As the Jazz struggle to resolve a host of issues1, it’s tempting for Jazz fans to feel the sky is falling. And it may be, at least in terms of the heights of potential for this roster. But not because of the adversity raining down in streams.
George Hill will return. Gordon Hayward won’t shoot 26-percent – as he did in his horrendous Memphis, Chicago, Houston stretch – for the rest of the season. Bennie Adams won’t ref every Jazz game so Rudy Gobert may be able to stay on the court.

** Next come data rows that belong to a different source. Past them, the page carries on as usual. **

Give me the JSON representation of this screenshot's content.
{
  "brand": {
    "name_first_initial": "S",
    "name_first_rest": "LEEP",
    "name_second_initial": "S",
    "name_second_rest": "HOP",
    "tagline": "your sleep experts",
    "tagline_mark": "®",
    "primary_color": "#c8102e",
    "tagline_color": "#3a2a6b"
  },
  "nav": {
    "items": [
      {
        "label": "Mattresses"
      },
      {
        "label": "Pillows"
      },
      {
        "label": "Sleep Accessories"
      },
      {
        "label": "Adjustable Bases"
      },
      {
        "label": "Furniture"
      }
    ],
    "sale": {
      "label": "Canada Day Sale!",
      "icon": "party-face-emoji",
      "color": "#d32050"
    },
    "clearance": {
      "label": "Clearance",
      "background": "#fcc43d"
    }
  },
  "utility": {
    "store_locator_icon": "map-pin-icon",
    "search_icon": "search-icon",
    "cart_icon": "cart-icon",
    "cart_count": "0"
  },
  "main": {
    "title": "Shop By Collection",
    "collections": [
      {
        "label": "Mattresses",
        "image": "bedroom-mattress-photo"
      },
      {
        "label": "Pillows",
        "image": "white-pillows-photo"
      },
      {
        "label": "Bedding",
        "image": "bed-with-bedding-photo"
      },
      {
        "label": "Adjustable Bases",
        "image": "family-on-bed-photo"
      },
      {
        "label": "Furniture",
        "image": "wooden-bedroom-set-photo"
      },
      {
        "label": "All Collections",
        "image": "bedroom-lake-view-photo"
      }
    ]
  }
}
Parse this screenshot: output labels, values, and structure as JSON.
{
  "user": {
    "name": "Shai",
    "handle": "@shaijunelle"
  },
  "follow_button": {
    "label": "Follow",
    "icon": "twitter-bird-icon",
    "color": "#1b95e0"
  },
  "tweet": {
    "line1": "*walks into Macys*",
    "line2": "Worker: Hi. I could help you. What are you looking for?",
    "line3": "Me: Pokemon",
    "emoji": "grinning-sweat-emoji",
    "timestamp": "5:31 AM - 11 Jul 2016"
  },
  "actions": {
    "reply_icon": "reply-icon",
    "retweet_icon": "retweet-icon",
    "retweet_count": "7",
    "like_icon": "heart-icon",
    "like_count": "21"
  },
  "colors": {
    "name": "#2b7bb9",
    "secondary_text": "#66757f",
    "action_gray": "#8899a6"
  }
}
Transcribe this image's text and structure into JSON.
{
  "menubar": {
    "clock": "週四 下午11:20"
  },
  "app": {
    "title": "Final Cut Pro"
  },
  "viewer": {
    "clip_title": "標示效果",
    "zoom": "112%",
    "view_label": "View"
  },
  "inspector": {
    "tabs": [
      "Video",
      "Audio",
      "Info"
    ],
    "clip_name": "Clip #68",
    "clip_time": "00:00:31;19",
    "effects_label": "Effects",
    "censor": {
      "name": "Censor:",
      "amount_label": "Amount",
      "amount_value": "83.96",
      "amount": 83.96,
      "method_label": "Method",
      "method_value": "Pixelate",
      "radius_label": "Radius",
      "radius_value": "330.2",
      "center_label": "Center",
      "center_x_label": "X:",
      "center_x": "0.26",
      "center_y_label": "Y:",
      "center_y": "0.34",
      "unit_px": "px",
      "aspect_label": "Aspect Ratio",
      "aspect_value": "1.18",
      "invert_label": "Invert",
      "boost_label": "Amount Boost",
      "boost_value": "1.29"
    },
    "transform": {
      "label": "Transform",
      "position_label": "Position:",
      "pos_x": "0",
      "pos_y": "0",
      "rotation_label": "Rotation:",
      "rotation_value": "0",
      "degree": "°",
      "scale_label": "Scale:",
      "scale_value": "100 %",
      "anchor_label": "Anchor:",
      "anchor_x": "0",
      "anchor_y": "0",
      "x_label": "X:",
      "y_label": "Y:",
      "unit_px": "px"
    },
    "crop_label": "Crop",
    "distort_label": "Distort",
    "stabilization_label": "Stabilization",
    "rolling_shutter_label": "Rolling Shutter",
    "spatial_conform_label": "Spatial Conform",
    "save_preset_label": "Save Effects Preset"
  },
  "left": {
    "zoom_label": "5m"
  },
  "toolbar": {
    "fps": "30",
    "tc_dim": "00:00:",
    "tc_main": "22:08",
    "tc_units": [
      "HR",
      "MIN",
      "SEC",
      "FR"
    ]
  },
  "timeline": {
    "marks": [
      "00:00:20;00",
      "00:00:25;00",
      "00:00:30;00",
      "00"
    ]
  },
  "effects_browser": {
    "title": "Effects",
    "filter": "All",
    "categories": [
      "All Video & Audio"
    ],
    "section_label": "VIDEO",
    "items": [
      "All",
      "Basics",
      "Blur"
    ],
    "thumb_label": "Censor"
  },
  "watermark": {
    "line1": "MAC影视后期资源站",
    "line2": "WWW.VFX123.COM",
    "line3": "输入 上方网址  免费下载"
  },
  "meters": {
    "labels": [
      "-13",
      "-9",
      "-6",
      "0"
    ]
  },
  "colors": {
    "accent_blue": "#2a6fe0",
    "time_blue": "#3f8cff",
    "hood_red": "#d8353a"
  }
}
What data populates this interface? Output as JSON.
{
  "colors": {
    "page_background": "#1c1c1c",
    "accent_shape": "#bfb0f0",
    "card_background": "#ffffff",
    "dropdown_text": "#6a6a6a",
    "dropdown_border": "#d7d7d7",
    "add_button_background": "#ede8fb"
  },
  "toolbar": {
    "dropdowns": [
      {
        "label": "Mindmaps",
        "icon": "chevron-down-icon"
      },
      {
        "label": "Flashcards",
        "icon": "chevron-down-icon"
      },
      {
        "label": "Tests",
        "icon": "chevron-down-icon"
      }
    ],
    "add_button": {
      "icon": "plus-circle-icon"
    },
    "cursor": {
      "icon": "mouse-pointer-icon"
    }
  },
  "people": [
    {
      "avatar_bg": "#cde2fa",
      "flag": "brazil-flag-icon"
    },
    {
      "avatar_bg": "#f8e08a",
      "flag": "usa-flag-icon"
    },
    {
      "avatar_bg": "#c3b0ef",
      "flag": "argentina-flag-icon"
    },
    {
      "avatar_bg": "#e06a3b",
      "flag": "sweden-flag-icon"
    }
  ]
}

Who knows, perhaps even the Colorado unicorn named Alec Burks may contribute again as he’s with the team and running before games.
If there is an existential crisis the Jazz now face, it comes in the form of yet another injury to Derrick Favors complicating the franchise’s decision of whether or not to extend his contract before the February 28 deadline. It’s Favors’ potential for a healthy career going forward – or lack of such – that will determine the Jazz’s fate.
Utah has exactly one sustainable, elite advantage over every team in the NBA: the Favors and Gobert pairing. In tandem, no team can match up against them. They are too big, too long, too rangy and versatile on the defensive end. This is apparent in the pair’s two-man lineup stats:
This season: 96.3 DefRtg, +14.8 NetRtg, 56.1 Reb%, 41 OppFG%2
2015-16: 102.2 DefRtg, +4.2 NetRtg, 53.9 Reb%, 45.7 OppFG%
2014-15: 96.2 DefRtg, +4.7 NetRtg, 54.3 Reb%, 42.1 OppFG%
Last season saw BOTH Favors and Gobert struggle with injury for a majority of the season, and so it’s reasonable to assume that year’s numbers demark something of a floor for the duo, what the Jazz get when both play in a hampered state. If both were healthy one can only assume they would be better, likely much better.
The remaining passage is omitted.